Hypoalbuminemia predicts intensive care need among adult inpatients with community acquired pneumonia: a cross sectional study
Introduction: Various scales helped physicians to decide the site of care of pneumonia patients, but had certain limitations. Literature review suggested that serum albumin and B/A ratio predict the site of care but more evidences were required. Therefore, the study was aimed to evaluate the role of serum albumin and B/A ratio in the prediction of intensive care need among patients with community acquired pneumonia.
Methodology: The cross-sectional analytical study enrolled 134 adult inpatients with pneumonia from Sir Ganga Ram Hospital, Lahore, Pakistan during September 2014 to December 2016. Serum albumin, creatinine and urea levels were estimated; and BUN, B/A ratio and CURB-65 scores were calculated to predict the need of ICU.
Results: Overall mean age was 50 ± 21 years, and 54.5% patients were females.
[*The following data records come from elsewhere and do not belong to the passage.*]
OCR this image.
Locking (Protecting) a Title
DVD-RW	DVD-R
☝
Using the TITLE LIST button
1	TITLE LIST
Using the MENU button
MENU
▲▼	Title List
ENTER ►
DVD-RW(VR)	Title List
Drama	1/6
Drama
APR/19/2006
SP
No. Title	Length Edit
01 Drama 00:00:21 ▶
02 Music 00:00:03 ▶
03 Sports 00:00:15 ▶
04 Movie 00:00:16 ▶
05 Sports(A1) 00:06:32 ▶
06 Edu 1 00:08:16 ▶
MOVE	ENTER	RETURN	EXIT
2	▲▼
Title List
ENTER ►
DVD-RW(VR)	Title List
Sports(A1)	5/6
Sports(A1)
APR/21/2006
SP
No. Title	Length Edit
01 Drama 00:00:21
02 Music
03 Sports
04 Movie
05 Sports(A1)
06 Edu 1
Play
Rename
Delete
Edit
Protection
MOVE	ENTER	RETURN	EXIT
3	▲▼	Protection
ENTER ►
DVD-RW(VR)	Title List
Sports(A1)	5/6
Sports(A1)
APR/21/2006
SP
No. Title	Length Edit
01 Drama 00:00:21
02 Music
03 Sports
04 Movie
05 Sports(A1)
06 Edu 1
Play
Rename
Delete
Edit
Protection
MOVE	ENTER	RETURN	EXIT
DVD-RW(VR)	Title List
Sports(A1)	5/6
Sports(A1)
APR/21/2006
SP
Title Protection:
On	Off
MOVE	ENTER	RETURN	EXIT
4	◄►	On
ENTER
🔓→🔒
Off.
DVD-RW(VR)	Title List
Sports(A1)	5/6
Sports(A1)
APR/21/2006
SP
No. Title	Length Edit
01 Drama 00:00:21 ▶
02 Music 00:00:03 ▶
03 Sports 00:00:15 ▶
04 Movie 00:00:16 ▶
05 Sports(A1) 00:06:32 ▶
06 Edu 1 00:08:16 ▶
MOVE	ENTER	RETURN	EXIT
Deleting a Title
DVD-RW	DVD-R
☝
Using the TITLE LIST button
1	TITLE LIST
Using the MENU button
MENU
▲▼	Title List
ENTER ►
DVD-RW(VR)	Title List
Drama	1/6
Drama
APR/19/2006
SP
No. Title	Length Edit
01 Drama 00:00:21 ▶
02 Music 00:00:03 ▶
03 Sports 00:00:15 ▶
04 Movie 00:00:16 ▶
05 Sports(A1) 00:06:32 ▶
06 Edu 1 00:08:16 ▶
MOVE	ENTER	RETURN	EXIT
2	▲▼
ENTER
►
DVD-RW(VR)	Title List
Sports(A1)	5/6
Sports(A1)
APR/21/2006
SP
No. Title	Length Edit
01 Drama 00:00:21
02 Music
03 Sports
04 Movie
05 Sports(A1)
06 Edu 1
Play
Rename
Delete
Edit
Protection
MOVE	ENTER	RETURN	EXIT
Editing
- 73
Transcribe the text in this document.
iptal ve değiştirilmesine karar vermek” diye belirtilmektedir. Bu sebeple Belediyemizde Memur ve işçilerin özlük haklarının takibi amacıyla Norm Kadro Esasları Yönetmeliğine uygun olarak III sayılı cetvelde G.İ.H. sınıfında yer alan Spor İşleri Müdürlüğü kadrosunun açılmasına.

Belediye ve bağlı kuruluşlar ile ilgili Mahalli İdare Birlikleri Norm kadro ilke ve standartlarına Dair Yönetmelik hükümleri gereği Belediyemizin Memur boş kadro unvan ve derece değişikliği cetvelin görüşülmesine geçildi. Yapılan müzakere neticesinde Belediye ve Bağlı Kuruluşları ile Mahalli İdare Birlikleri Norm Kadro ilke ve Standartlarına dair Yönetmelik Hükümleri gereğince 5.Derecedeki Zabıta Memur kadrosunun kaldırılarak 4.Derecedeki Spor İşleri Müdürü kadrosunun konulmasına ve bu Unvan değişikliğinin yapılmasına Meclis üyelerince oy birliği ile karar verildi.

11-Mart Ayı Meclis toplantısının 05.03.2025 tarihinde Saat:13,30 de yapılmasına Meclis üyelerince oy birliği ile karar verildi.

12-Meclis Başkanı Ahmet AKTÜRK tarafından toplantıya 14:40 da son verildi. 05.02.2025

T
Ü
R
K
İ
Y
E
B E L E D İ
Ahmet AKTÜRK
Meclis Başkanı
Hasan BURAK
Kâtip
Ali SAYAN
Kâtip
The patients (19.4%) who required treatment in ICU had significantly lower albumin levels (p = 0.001); elevated BUN levels (p = 0.003), B/A ratio (p = 0.001) and CURB-65 score (p = 0.038); and longer hospital stay (p = 0.002). Hypoalbuminemia showed significant association with the requirement of ICU (OR: 7.956; p = 0.001). The optimal cut-off point of serum albumin to predict ICU need was 3.4 g/dL (50% sensitivity; 89% specificity). Low serum albumin was revealed as a good predictor of requiring treatment in ICU (AUC 0.718).
Conclusions: Hypoalbuminemia was a good predictor of requiring ICU treatment. Elevated B/A ratio and BUN levels showed significant association with ICU need. Serum albumin estimation before hospitalization might be used independently or additional with established criteria to decide the site of care.